There are no doubt some very revealing and interesting non-picture books written about the life of a logger, and one might find out the typical meals of the day. Going on to speculation, I would think that flour, sugar, eggs, bacon, and potatoes and perhaps canned/bottled foods would be common foodstuffs–none of which required refrigeration at the time. A company interested in it’s workers would undoubtedly bring in the occasional “treat”, but I think reefers would be pretty rare.

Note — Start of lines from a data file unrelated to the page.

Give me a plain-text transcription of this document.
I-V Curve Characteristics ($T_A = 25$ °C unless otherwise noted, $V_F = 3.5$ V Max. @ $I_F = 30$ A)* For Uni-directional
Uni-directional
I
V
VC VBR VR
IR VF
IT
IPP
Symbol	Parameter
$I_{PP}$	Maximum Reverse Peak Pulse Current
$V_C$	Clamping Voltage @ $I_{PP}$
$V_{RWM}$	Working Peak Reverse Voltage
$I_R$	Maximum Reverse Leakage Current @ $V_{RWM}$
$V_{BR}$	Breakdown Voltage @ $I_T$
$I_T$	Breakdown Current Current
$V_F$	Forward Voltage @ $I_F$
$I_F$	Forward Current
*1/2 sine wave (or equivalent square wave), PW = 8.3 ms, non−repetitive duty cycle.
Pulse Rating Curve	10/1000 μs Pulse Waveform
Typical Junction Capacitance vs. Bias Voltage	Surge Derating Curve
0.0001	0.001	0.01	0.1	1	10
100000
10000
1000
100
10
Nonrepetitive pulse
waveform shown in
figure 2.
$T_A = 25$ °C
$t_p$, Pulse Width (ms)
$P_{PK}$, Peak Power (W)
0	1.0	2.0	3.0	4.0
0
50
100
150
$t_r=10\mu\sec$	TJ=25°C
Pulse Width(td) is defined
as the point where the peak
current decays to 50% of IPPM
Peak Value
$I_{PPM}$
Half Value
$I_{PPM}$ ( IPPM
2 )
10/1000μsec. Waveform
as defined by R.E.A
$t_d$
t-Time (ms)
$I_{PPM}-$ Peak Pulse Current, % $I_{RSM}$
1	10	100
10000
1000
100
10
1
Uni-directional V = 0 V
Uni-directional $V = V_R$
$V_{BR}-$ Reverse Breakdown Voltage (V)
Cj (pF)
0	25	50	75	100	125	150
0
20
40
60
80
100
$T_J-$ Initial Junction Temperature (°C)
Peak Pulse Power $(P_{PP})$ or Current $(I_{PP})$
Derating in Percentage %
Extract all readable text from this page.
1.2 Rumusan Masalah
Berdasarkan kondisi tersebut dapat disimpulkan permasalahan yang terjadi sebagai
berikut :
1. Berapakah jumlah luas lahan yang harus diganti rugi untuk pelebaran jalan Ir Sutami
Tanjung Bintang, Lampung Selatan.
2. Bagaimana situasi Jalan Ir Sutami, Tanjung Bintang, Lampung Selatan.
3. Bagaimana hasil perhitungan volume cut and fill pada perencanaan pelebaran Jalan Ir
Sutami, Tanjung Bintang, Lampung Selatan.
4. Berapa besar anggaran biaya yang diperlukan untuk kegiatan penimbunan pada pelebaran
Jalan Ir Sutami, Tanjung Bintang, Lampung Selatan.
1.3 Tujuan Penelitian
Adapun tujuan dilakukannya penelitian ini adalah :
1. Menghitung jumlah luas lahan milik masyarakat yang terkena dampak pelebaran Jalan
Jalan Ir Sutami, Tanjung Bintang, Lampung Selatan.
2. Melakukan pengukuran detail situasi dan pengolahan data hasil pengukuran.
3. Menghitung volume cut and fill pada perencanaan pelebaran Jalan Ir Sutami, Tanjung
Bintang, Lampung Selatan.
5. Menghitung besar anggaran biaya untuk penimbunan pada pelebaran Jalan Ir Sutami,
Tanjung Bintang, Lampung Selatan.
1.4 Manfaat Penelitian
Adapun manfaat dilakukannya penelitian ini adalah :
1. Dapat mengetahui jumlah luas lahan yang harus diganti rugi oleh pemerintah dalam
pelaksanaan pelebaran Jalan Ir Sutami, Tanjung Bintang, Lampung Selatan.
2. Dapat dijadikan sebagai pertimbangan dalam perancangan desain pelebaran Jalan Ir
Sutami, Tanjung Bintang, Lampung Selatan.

Also, it wouldn’t have been the stupidest thing to do to transport dynamite in a reefer–there’s another use. Logging is certainly not a heavy user of explosives, but there were times…
Ed
PS: Reefers don’t have to be used as reefers; they can also be used for non-refrigerated transport–especially if that’s all that is available. Perhaps OP’s operation was able to get a good deal on reefers but uses them almost exclusively as boxcars.
The Shay was designed for the more impossible tasks a normal rodded engine couldn’t handle, and all of its weight were on powered trucks. Designed for sharper curves, heavier grades, and rougher track.
Logging lines frequently changed some tracks around in the logging areas and they may sometimes quickly lay ties/rail right on the ground.
There were shays built with wood rail design, just wheels shaped to lay over tree logs line up like rail.
Tank cars - not usually for water, but for fuel. Logging on National Forest land required all steam boilers (including those of donkey engines) to burn oil, to prevent sparks from igniting the frequently highly inflammable forest. Later there were a lot of diesel-engined machines used, from diesel-powered donkeys to grading machinery to trucks.
All of that machinery moved into the woods on the railroad, too. The roads used by the log trucks between cutting sides and reload points on the railroad were not interconnected, nor were they connected to the ‘civilian’ road net. Photos of machines on the West Side’s trains in Last of the 3-foot Loggers include a road grader, a bulldozer, a log truck and what appeared to be a crawler crane.
Like the reefers, fuel cars and machinery didn’t run in every train. Most of those illustrated were log cars - empty into the woods, loaded out.